Modify Figure 1 as shown in Figure 2.

Step 5:

In Figure 2, as $15\Omega$ and $13.846\Omega$ are connected in series, the equivalent resistance of series connected circuit is calculated as follows.

$\begin{array}{c}{R}_{\text{eq}4}=15\Omega +13.846\Omega \\ =28.846\Omega \end{array}$

Modify Figure 2 as shown in Figure 3.

Step 6:

In Figure 3, as $19.68\Omega \text{and}28.667\Omega$ are connected in parallel, the equivalent resistance of parallel connected circuit is calculated as follows.

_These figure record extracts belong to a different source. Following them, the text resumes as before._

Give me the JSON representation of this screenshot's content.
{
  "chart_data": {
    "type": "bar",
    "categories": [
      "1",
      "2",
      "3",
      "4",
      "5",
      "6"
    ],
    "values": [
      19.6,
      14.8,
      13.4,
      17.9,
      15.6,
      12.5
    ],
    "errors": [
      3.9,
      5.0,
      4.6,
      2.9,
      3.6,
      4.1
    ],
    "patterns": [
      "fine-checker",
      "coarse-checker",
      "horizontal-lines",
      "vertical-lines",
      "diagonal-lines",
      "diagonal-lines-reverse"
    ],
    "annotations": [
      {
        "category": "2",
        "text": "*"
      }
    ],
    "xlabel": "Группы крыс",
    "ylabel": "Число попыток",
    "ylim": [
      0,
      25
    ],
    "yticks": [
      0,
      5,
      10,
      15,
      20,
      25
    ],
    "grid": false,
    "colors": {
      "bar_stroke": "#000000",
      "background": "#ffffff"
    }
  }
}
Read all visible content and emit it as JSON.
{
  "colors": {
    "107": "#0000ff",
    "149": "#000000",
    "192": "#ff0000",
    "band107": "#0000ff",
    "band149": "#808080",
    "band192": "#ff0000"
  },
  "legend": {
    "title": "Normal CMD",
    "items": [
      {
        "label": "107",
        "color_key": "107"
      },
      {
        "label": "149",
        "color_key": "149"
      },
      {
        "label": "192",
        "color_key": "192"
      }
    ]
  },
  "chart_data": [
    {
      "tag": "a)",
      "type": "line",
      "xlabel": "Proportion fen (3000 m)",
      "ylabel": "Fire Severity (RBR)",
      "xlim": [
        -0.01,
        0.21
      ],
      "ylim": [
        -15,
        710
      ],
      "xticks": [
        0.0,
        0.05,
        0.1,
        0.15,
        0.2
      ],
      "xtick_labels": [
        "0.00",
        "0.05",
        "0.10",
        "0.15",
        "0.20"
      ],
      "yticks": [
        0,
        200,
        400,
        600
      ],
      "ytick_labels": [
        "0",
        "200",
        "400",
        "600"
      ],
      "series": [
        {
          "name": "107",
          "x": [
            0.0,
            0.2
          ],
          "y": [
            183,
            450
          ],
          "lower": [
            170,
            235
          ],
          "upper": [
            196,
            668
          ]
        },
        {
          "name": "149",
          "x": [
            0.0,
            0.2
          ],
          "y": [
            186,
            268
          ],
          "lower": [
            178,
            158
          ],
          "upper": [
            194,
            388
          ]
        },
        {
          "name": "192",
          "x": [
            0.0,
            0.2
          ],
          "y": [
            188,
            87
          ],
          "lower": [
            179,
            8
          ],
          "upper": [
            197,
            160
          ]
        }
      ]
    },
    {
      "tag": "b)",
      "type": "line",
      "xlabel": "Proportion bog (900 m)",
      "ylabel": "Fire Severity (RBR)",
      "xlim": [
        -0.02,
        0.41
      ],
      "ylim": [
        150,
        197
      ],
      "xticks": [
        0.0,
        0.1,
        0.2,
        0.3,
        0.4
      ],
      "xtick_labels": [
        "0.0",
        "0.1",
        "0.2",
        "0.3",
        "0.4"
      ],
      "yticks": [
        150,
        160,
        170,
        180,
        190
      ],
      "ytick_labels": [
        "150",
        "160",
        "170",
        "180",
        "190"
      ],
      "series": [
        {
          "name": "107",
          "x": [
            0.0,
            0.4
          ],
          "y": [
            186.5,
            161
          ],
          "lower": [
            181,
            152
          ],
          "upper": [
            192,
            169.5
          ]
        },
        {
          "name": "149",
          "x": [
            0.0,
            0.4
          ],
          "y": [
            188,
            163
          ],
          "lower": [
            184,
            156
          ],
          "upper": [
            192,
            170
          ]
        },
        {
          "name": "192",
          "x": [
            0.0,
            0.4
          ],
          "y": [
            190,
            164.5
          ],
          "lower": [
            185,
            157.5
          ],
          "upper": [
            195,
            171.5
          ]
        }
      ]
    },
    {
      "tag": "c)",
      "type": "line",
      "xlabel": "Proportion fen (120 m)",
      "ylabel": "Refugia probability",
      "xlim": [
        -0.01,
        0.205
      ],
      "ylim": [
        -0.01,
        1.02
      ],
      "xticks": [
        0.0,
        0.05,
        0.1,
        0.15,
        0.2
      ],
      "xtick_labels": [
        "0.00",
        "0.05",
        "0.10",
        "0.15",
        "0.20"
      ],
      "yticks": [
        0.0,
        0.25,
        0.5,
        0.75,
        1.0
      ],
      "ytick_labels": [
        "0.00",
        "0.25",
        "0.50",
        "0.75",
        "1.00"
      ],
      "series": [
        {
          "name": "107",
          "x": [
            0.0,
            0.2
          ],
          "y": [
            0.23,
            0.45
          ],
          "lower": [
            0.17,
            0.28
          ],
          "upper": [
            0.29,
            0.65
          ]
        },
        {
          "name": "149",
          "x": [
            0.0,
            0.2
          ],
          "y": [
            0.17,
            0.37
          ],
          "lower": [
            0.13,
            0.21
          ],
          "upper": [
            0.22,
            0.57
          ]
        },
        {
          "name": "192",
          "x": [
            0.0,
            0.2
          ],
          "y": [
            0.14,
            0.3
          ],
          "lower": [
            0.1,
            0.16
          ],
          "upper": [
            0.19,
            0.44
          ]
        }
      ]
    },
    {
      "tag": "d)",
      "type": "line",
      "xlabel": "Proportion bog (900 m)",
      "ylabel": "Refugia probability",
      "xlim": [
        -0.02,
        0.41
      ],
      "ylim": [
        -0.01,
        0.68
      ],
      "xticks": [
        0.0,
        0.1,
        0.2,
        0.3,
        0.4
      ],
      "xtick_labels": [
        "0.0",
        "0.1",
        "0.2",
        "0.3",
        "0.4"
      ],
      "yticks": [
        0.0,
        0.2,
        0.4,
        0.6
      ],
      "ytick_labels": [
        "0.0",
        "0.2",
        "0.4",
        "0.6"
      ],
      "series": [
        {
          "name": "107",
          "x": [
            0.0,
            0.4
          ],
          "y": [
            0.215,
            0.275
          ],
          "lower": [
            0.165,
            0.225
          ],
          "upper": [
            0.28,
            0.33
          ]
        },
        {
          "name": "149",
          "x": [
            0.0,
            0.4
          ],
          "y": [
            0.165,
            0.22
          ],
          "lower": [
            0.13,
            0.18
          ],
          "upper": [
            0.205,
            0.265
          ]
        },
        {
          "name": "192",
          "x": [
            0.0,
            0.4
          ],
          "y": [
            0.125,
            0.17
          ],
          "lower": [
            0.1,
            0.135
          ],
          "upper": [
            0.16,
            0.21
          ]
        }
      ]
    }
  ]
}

$\begin{array}{c}{R}_{\text{eq5}}=\frac{1}{\left(\frac{1}{19.68\Omega }+\frac{1}{28.667\Omega }\right)}\\ =\frac{1}{\left(\frac{19.68\Omega +28.667\Omega }{\left(19.68\Omega \right)\left(28.667\Omega \right)}\right)}\\ =\frac{\left(19.68\Omega \right)\left(28.667\Omega \right)}{48.347\Omega }\\ =\frac{564.16}{48.347}\Omega \end{array}$

$R_{\text{eq5}}=11.66\Omega$

Modify Figure 3 as shown in Figure 4.

Step 7:

Apply voltage division rule to Figure 4.

$\begin{array}{c}V=100\text{V}\left(\frac{11.66\Omega }{11.66\Omega +16\Omega }\right)\\ =100\text{V}\left(\frac{11.66\Omega }{27.66\Omega }\right)\\ =100\text{V}\left(0.4215\right)\\ =42.15\text{V}\end{array}$

Conclusion:

Thus, the value of voltage $V$ in Figure 2.120 is $\underset{\_}{42.15\text{V}}$.